Ventilation Struggles to Keep Up

Most nursing homes operate with ventilation systems designed to meet minimum standards rather than aggressively clear the air. Healthcare facility ventilation guidelines call for around 2 air changes per hour in patient corridors, meaning the full volume of air in a hallway is replaced roughly twice every 60 minutes. That’s enough to prevent dangerous buildup of airborne pathogens, but it’s not enough to eliminate odors that are being continuously generated across the building.

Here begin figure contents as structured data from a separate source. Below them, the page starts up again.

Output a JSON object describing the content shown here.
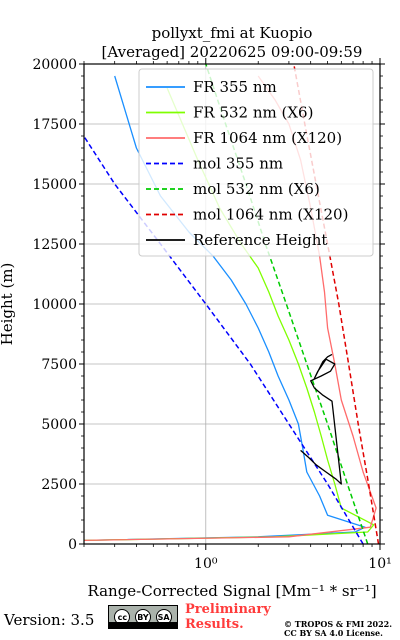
{
  "chart_data": {
    "type": "line",
    "title": "pollyxt_fmi at Kuopio",
    "subtitle": "[Averaged] 20220625 09:00-09:59",
    "xlabel": "Range-Corrected Signal [Mm⁻¹ * sr⁻¹]",
    "ylabel": "Height (m)",
    "xscale": "log",
    "xlim": [
      0.2,
      10
    ],
    "ylim": [
      0,
      20000
    ],
    "x_ticks": [
      {
        "value": 1,
        "label": "10⁰"
      },
      {
        "value": 10,
        "label": "10¹"
      }
    ],
    "y_ticks": [
      0,
      2500,
      5000,
      7500,
      10000,
      12500,
      15000,
      17500,
      20000
    ],
    "y_tick_labels": [
      "0",
      "2500",
      "5000",
      "7500",
      "10000",
      "12500",
      "15000",
      "17500",
      "20000"
    ],
    "grid": true,
    "legend_position": "top-right",
    "series": [
      {
        "name": "FR 355 nm",
        "color": "#1a8fff",
        "style": "solid",
        "x": [
          0.2,
          2.0,
          7.2,
          8.2,
          5.0,
          4.5,
          3.8,
          3.6,
          3.4,
          3.0,
          2.6,
          2.3,
          2.0,
          1.7,
          1.4,
          1.1,
          0.8,
          0.55,
          0.4,
          0.3
        ],
        "y": [
          150,
          300,
          500,
          700,
          1200,
          2000,
          3000,
          4000,
          5000,
          6000,
          7000,
          8000,
          9000,
          10000,
          11000,
          12000,
          13000,
          14500,
          16500,
          19500
        ]
      },
      {
        "name": "FR 532 nm (X6)",
        "color": "#7fff00",
        "style": "solid",
        "x": [
          0.2,
          2.5,
          8.5,
          9.2,
          6.0,
          5.5,
          5.0,
          4.6,
          4.2,
          3.8,
          3.4,
          3.0,
          2.6,
          2.3,
          2.0,
          1.6,
          1.2,
          0.9,
          0.6
        ],
        "y": [
          150,
          300,
          500,
          800,
          1500,
          2500,
          3500,
          4500,
          5500,
          6500,
          7500,
          8500,
          9500,
          10500,
          11500,
          12500,
          14000,
          16000,
          19000
        ]
      },
      {
        "name": "FR 1064 nm (X120)",
        "color": "#ff6b6b",
        "style": "solid",
        "x": [
          0.2,
          3.0,
          8.8,
          9.5,
          8.0,
          7.0,
          6.0,
          5.5,
          5.0,
          4.8,
          4.5,
          4.0,
          3.5,
          3.0,
          2.5,
          2.0
        ],
        "y": [
          150,
          300,
          700,
          1500,
          3000,
          4500,
          6000,
          7500,
          9000,
          10500,
          12000,
          14000,
          16000,
          17500,
          18500,
          19500
        ]
      },
      {
        "name": "mol 355 nm",
        "color": "#0000ff",
        "style": "dashed",
        "x": [
          8.0,
          5.0,
          3.0,
          1.8,
          1.0,
          0.55,
          0.3,
          0.18
        ],
        "y": [
          0,
          2500,
          5000,
          7500,
          10000,
          12500,
          15000,
          17500
        ]
      },
      {
        "name": "mol 532 nm (X6)",
        "color": "#00cc00",
        "style": "dashed",
        "x": [
          8.5,
          6.5,
          5.0,
          3.8,
          2.9,
          2.2,
          1.7,
          1.3,
          1.0
        ],
        "y": [
          0,
          2500,
          5000,
          7500,
          10000,
          12500,
          15000,
          17500,
          20000
        ]
      },
      {
        "name": "mol 1064 nm (X120)",
        "color": "#e00000",
        "style": "dashed",
        "x": [
          9.8,
          8.6,
          7.5,
          6.6,
          5.8,
          5.0,
          4.3,
          3.7,
          3.2
        ],
        "y": [
          0,
          2500,
          5000,
          7500,
          10000,
          12500,
          15000,
          17500,
          20000
        ]
      },
      {
        "name": "Reference Height",
        "color": "#000000",
        "style": "solid",
        "x": [
          3.5,
          3.9,
          4.3,
          4.9,
          5.6,
          6.0,
          5.3,
          4.7,
          4.2,
          4.0,
          4.6,
          5.2,
          5.5,
          4.9,
          4.4,
          4.2,
          4.7,
          5.0,
          5.3
        ],
        "y": [
          3900,
          3600,
          3300,
          3000,
          2700,
          2500,
          5950,
          6200,
          6500,
          6800,
          7000,
          7200,
          7500,
          7700,
          7200,
          6900,
          7600,
          7800,
          7900
        ]
      }
    ]
  },
  "footer": {
    "version": "Version: 3.5",
    "cc_by": "BY",
    "cc_sa": "SA",
    "preliminary_line1": "Preliminary",
    "preliminary_line2": "Results.",
    "copyright_line1": "© TROPOS & FMI 2022.",
    "copyright_line2": "CC BY SA 4.0 License."
  }
}
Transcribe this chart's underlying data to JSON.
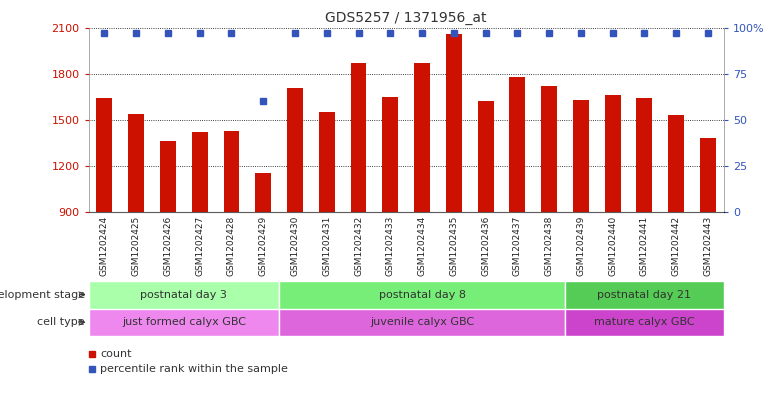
{
  "title": "GDS5257 / 1371956_at",
  "samples": [
    "GSM1202424",
    "GSM1202425",
    "GSM1202426",
    "GSM1202427",
    "GSM1202428",
    "GSM1202429",
    "GSM1202430",
    "GSM1202431",
    "GSM1202432",
    "GSM1202433",
    "GSM1202434",
    "GSM1202435",
    "GSM1202436",
    "GSM1202437",
    "GSM1202438",
    "GSM1202439",
    "GSM1202440",
    "GSM1202441",
    "GSM1202442",
    "GSM1202443"
  ],
  "counts": [
    1640,
    1540,
    1360,
    1420,
    1430,
    1155,
    1710,
    1550,
    1870,
    1650,
    1870,
    2060,
    1620,
    1780,
    1720,
    1630,
    1660,
    1640,
    1530,
    1380
  ],
  "percentile_ranks": [
    97,
    97,
    97,
    97,
    97,
    60,
    97,
    97,
    97,
    97,
    97,
    97,
    97,
    97,
    97,
    97,
    97,
    97,
    97,
    97
  ],
  "ylim_left": [
    900,
    2100
  ],
  "ylim_right": [
    0,
    100
  ],
  "yticks_left": [
    900,
    1200,
    1500,
    1800,
    2100
  ],
  "yticks_right": [
    0,
    25,
    50,
    75,
    100
  ],
  "bar_color": "#cc1100",
  "percentile_color": "#3355bb",
  "bar_width": 0.5,
  "groups": [
    {
      "label": "postnatal day 3",
      "start": 0,
      "end": 6,
      "color": "#aaffaa"
    },
    {
      "label": "postnatal day 8",
      "start": 6,
      "end": 15,
      "color": "#77ee77"
    },
    {
      "label": "postnatal day 21",
      "start": 15,
      "end": 20,
      "color": "#55cc55"
    }
  ],
  "cell_types": [
    {
      "label": "just formed calyx GBC",
      "start": 0,
      "end": 6,
      "color": "#ee88ee"
    },
    {
      "label": "juvenile calyx GBC",
      "start": 6,
      "end": 15,
      "color": "#dd66dd"
    },
    {
      "label": "mature calyx GBC",
      "start": 15,
      "end": 20,
      "color": "#cc44cc"
    }
  ],
  "dev_stage_label": "development stage",
  "cell_type_label": "cell type",
  "legend_count_label": "count",
  "legend_pct_label": "percentile rank within the sample",
  "background_color": "#ffffff",
  "plot_bg_color": "#ffffff",
  "xtick_bg_color": "#cccccc",
  "grid_color": "#000000",
  "tick_label_color_left": "#cc1100",
  "tick_label_color_right": "#3355bb"
}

Many nursing homes also occupy older buildings where HVAC systems have degraded over time, ductwork has accumulated its own layer of biological residue, and windows don’t open. In warmer climates or during summer months, higher temperatures accelerate the chemical reactions that produce ammonia and other odor compounds, while the air conditioning system recirculates much of the same indoor air. Facilities with better ventilation, particularly those with higher outdoor air exchange rates and modern filtration, tend to smell noticeably less.

Drains and Plumbing Harbor Persistent Odors

Floor drains in bathrooms, shower rooms, and utility areas develop biofilms: sticky layers of bacteria that coat the inside of pipes and drain fixtures. These biofilms are extremely difficult to eliminate. Research on healthcare facility drains has found that even aggressive treatments with chlorine, steam, boiling water, and hydrogen peroxide have limited success in reducing bacterial colonies embedded in biofilm.

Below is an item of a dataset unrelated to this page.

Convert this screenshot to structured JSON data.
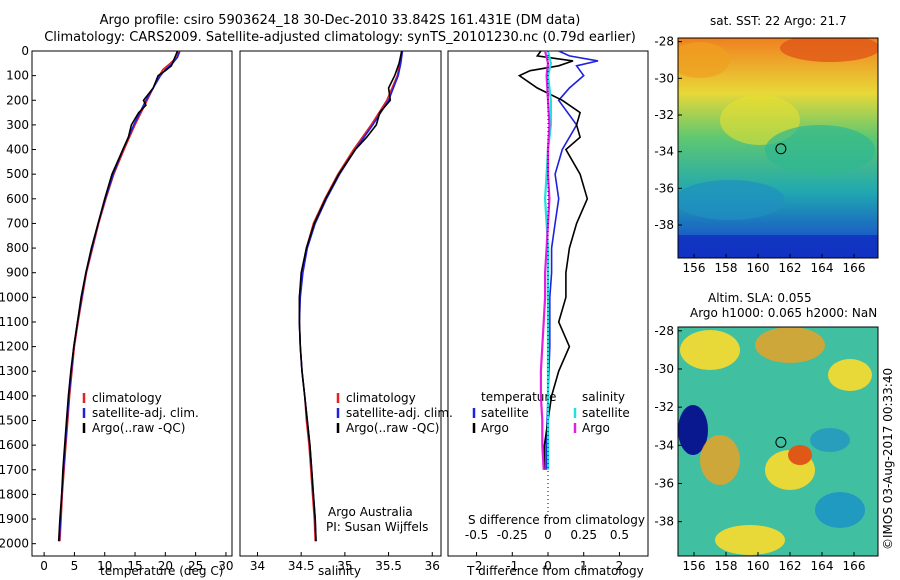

These bacterial colonies produce their own sulfur-based and organic odor compounds, which waft up through drains, especially when water traps dry out in infrequently used rooms. In a large facility with dozens of bathrooms and utility sinks, even a few neglected drains can contribute a sour, sewage-adjacent smell to entire sections of the building.

Food, Medication, and Metabolic Changes

Institutional kitchens produce their own odor profile: overcooked vegetables, reheated proteins, and the particular smell of food prepared in bulk and held at serving temperature for extended periods. In a home setting, cooking odors dissipate through open windows and smaller spaces. In a nursing home, they travel through shared hallways and linger in spaces with limited ventilation.

Residents’ bodies also contribute odors related to medications and metabolic changes. Many older adults take multiple medications that alter body chemistry, producing distinct smells through sweat and breath. Some residents with reduced food intake enter mild ketosis, where the body burns fat for energy and produces acetone as a byproduct. This gives breath a sweet, fruity quality that’s different from normal body odor but adds to the overall scent environment. Conditions like diabetes, kidney disease, and liver problems each produce their own characteristic odors through the skin and breath.

Why Some Facilities Smell Worse Than Others

The intensity of the smell tracks closely with staffing levels, building age, and management priorities. Facilities with adequate staffing can change incontinence products promptly, launder bedding more frequently, and clean rooms thoroughly rather than superficially. Understaffed homes inevitably fall behind on these tasks, and the odor compounds accumulate faster than they’re removed.

Building materials matter enormously. Older facilities with carpeted hallways, porous tile, or worn-out vinyl flooring have absorbed years of ammonia, 2-nonenal, and cleaning chemicals into their surfaces. Newer facilities that use sealed, non-porous flooring, modern air handling systems, and materials specifically chosen to resist odor absorption tend to smell dramatically different. Some newer facilities have also adopted air purification systems, including hydroxyl generators that break down organic odor compounds and are safe to run continuously in occupied spaces.

The smell, in other words, isn’t inevitable. It’s the result of biology meeting infrastructure, and the intensity depends heavily on how well the infrastructure is designed and maintained to handle the biological reality of caring for a large population of aging adults in one building.